Too often I forget how incredibly massive the United States actually is; how diverse it’s people and opinions and tastes. No, I’m not a total idiot, I just live in the pleasantly opaque bubble of an East Coast Liberal arts college education.

Though I’m sure it’s the same way in those small towns within the beating heart of Bible Belt, where people are equally as submerged in their own opinions and surrounded by their own kind that every once and a while, they completely forget that they aren’t the only, or even the loudest, of voices.

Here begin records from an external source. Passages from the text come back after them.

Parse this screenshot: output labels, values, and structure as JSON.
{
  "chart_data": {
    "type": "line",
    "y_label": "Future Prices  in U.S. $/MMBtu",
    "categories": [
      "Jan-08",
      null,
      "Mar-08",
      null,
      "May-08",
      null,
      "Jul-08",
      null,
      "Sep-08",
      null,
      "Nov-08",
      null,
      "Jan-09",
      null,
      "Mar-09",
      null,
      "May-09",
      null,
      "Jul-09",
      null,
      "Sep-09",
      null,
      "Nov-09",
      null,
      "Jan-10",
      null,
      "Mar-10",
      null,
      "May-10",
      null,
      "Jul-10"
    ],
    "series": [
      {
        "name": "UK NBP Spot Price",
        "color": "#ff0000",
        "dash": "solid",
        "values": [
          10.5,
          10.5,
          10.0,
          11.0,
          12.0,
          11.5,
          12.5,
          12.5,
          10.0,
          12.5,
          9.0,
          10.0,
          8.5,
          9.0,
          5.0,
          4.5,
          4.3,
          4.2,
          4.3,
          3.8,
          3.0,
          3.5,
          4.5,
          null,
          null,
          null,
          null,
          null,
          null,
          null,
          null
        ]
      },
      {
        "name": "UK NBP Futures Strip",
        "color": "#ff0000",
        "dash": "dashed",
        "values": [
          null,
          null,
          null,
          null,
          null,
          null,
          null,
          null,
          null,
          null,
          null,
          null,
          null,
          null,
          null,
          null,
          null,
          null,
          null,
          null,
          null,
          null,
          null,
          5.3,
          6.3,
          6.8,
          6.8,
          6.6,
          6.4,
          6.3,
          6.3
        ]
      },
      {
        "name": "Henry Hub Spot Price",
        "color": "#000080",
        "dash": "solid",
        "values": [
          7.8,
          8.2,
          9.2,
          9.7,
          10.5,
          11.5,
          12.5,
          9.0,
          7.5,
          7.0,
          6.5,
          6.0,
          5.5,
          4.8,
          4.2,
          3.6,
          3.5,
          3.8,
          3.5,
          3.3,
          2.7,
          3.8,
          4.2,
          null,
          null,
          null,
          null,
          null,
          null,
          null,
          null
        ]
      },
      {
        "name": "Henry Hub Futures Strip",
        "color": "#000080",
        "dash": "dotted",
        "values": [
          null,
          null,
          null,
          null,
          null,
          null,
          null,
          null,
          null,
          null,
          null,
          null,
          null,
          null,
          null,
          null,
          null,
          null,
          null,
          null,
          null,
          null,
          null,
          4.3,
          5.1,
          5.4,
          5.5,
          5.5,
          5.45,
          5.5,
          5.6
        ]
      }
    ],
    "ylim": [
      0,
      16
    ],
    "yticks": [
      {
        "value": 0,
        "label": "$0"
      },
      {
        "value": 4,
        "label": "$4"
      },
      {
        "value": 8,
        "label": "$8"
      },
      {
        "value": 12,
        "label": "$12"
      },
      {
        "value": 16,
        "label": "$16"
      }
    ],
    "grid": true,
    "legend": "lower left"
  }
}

Point being, I’ve always looked at the American film audience as a whole, divided by age, race, and gender but NEVER by state lines and religious backgrounds. I suppose this is a more general commentary on the fact that prior to this class, I had never actually considered the varying nature of the film audience. Up until a few weeks ago, “the viewer” was just a faceless, nameless, passive participant in the consumptive filmic process. Now I find myself reassessing all of my learned generalizations about the American viewing public; all the statistics and box office returns, all the fan magazine sales and historical accounts of the early Nickelodeons. Every one of these numbers and pictures has been whitewashed by the power of the stereotype of a consistent or “normal” American consumer.

Though I have very long understood the power of government and corporate censorship on the film industry, local regulation was something I never knew existed (outside that one company that makes Mormon acceptable versions of popular Hollywood films… but that somehow seems different.) I suppose in many ways this adds to my surprise in the impact of small scale cultural subdivisions and opinions on the relative success of a national market, and how that market bent under the weight of societal pressures and regulations in order to meet those values.